On June 3rd, 4th and 5th I led a workshop in at the Philadelphia Writers' Conference in Writing Fiction for Kids and Teens. I’m used to teaching 2 or 3-hour classes, so I wasn’t sure how much I could impart to students in hour-long segments. I was pleasantly surprised to discover that I can, indeed, squeeze a lot in! Handouts worked well, board charts were effective, and I made sure to have lots of interaction with my students, who contributed unique ideas and questions.
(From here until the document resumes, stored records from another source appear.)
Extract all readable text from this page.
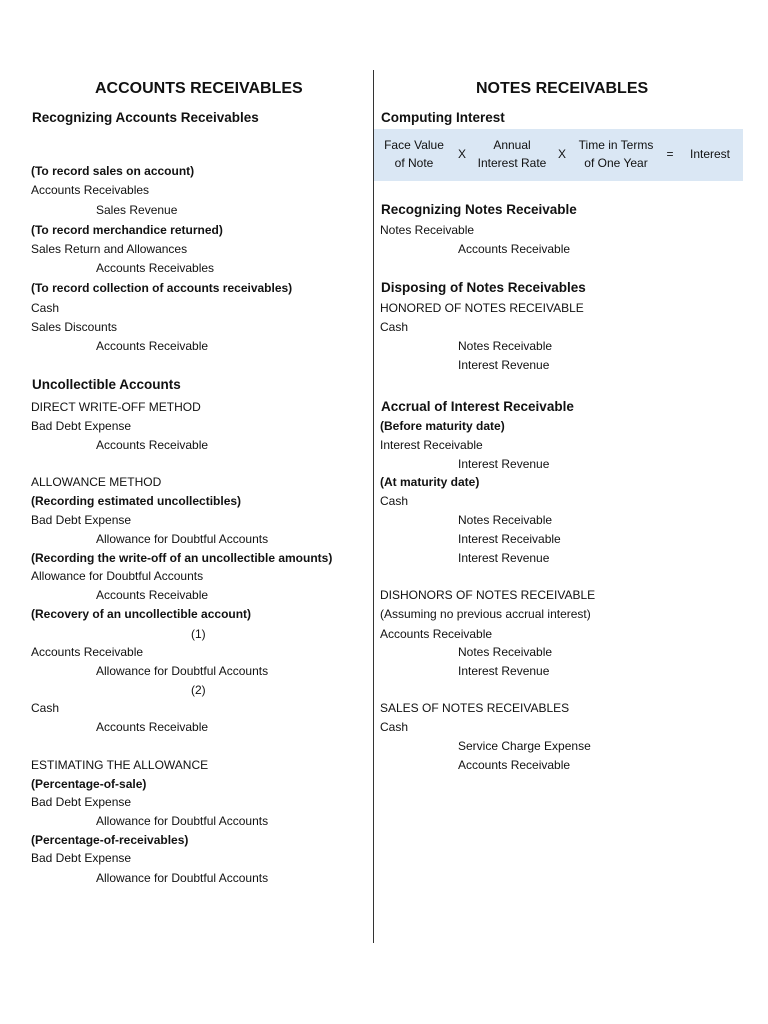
ACCOUNTS RECEIVABLES
Recognizing Accounts Receivables
(To record sales on account)
Accounts Receivables
Sales Revenue
(To record merchandice returned)
Sales Return and Allowances
Accounts Receivables
(To record collection of accounts receivables)
Cash
Sales Discounts
Accounts Receivable
Uncollectible Accounts
DIRECT WRITE-OFF METHOD
Bad Debt Expense
Accounts Receivable
ALLOWANCE METHOD
(Recording estimated uncollectibles)
Bad Debt Expense
Allowance for Doubtful Accounts
(Recording the write-off of an uncollectible amounts)
Allowance for Doubtful Accounts
Accounts Receivable
(Recovery of an uncollectible account)
(1)
Accounts Receivable
Allowance for Doubtful Accounts
(2)
Cash
Accounts Receivable
ESTIMATING THE ALLOWANCE
(Percentage-of-sale)
Bad Debt Expense
Allowance for Doubtful Accounts
(Percentage-of-receivables)
Bad Debt Expense
Allowance for Doubtful Accounts
Face Value
of Note
X
Annual
Interest Rate
X
Time in Terms
of One Year
=	Interest
NOTES RECEIVABLES
Computing Interest
Recognizing Notes Receivable
Notes Receivable
Accounts Receivable
Disposing of Notes Receivables
HONORED OF NOTES RECEIVABLE
Cash
Notes Receivable
Interest Revenue
Accrual of Interest Receivable
(Before maturity date)
Interest Receivable
Interest Revenue
(At maturity date)
Cash
Notes Receivable
Interest Receivable
Interest Revenue
DISHONORS OF NOTES RECEIVABLE
(Assuming no previous accrual interest)
Accounts Receivable
Notes Receivable
Interest Revenue
SALES OF NOTES RECEIVABLES
Cash
Service Charge Expense
Accounts Receivable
I loved my attendees’ enthusiasm and intelligence. Most people had already written at least part of a manuscript and were savvy about the requirements of their genre. Many in the group rose valiantly to my challenge of writing the dreaded 2-line elevator pitch. They are writing all kinds of cool stuff: space operas, high fantasy and snappy realistic YA to name just a few. The thoughtful Kerry Gans blogged about her experience here.
I sat in on Kelly Simmon’s last class on Plot. Kelly is a popular writer of suspenseful fiction. She drew a chart depicting the various kinds of writers: dreamer, outliner, driven worker bee, and what I call “pantser.” I agree with her feeling that most writers should "dream" more before they begin the writing process. That means not only conceptualizing your story and the characters that will inhabit it, but it also means doing many free-writes and prewriting. Free-writing from the antagonist’s POV as well.
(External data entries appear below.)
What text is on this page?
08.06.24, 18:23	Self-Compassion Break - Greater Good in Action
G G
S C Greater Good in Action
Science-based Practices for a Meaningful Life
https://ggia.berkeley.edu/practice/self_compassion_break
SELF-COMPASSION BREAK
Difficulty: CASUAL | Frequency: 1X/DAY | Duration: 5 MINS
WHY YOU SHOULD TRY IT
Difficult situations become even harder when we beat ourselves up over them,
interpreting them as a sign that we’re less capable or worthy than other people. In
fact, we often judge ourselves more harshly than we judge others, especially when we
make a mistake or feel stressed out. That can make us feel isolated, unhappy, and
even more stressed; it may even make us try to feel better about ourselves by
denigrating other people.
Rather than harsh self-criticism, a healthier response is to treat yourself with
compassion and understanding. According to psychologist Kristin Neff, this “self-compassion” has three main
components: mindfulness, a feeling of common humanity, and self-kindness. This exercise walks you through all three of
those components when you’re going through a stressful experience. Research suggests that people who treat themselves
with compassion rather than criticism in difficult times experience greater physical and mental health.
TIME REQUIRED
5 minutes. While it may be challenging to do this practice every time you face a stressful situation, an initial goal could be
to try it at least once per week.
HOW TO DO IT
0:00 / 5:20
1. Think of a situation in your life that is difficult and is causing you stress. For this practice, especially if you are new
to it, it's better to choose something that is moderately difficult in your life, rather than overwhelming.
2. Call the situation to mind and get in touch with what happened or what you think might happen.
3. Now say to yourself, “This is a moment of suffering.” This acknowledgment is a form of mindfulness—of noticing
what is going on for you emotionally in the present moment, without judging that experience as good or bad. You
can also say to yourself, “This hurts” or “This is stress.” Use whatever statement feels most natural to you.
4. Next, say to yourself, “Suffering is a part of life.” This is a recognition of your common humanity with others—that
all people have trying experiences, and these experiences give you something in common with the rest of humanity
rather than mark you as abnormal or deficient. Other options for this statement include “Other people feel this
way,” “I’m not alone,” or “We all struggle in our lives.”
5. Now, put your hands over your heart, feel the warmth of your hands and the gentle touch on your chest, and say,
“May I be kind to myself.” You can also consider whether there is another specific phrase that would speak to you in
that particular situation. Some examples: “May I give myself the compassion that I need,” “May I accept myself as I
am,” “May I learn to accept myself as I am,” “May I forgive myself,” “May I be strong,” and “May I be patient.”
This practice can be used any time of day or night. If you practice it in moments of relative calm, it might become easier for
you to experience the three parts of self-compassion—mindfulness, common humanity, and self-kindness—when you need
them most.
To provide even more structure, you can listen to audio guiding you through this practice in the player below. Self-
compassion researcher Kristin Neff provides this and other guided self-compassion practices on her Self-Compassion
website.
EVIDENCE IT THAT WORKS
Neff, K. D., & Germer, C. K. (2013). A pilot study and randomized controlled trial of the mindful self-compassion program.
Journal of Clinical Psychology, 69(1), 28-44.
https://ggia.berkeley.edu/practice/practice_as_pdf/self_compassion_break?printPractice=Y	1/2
Marie Lamba, an expert in publicizing her books, lectured on Marketing. And the agent panel did not disappoint. Agent Stacia Decker, from Donald Maass Literary spoke of her love for suspense and crime fiction. Stacia reps one of my absolute fave writers, Cherie Priest. Frances Collin and her co-agent, Sarah Yake, who rep a wide range of fiction, shared their thoughts on the digital revolution and ePubbing. One believes that the age of paper books is almost over, while the other (ironically the younger of the two) believes that both will be around for many years.
Gregory Frost, fantasy author of Shadowbridge led a 3-segment class on Character. I squeaked into the last class, where he had the whole room laughing about a fictitious character they created en masse. The fictitious man was a single firefighter, and lapsed Catholic who played bagpipes and sported a flame tattoo. Woo boy, lookout! I particularly appreciated Gregory’s insightful take on the literary potency of the symbolic self versus the real self. In other words, the “gap” in self-perception that could make a basically moral man rationalize his crime such as murder. The vast gulf between how one sees oneself and one’s actual actions in the world can be huge, and ripe material for fiction.
Eileen D’Angelo, Carol Sabik-Jaffe, Catherine DePino and Don Lafferty did a great job of organizing the conference, and making people feel welcome. If I forgot anyone, I thank you too. Eileen and I can be seen in the above photo. Hey, what do you want for a low-light scene shot with an iPhone 4? I had to run out before I could get more photos, and I confess, I missed the keynote speaker Solomon Jones, though I heard he was rousing. My excuse was that my brother’s rock band was playing that night up in Bluebell. It’s awesome that he put together a bunch of musicians who happen to be high-level accountants! Who knew accountants could rock out? Anyway, my brother John’s drumming was great, and the pulled pork and baked beans were tasty.
All-in-all, I had a wonderful time at the PWC meeting people, and talking shop with fellow teachers and students. If you’re a writer near the Philly area, do consider going. If you’re not, I recommend attending another writing conference. It helps motivate, inspire and build your writing community. Have you attended a writing conference or retreat? What was your favorite one so far, and what was the most valuable thing you learned from it?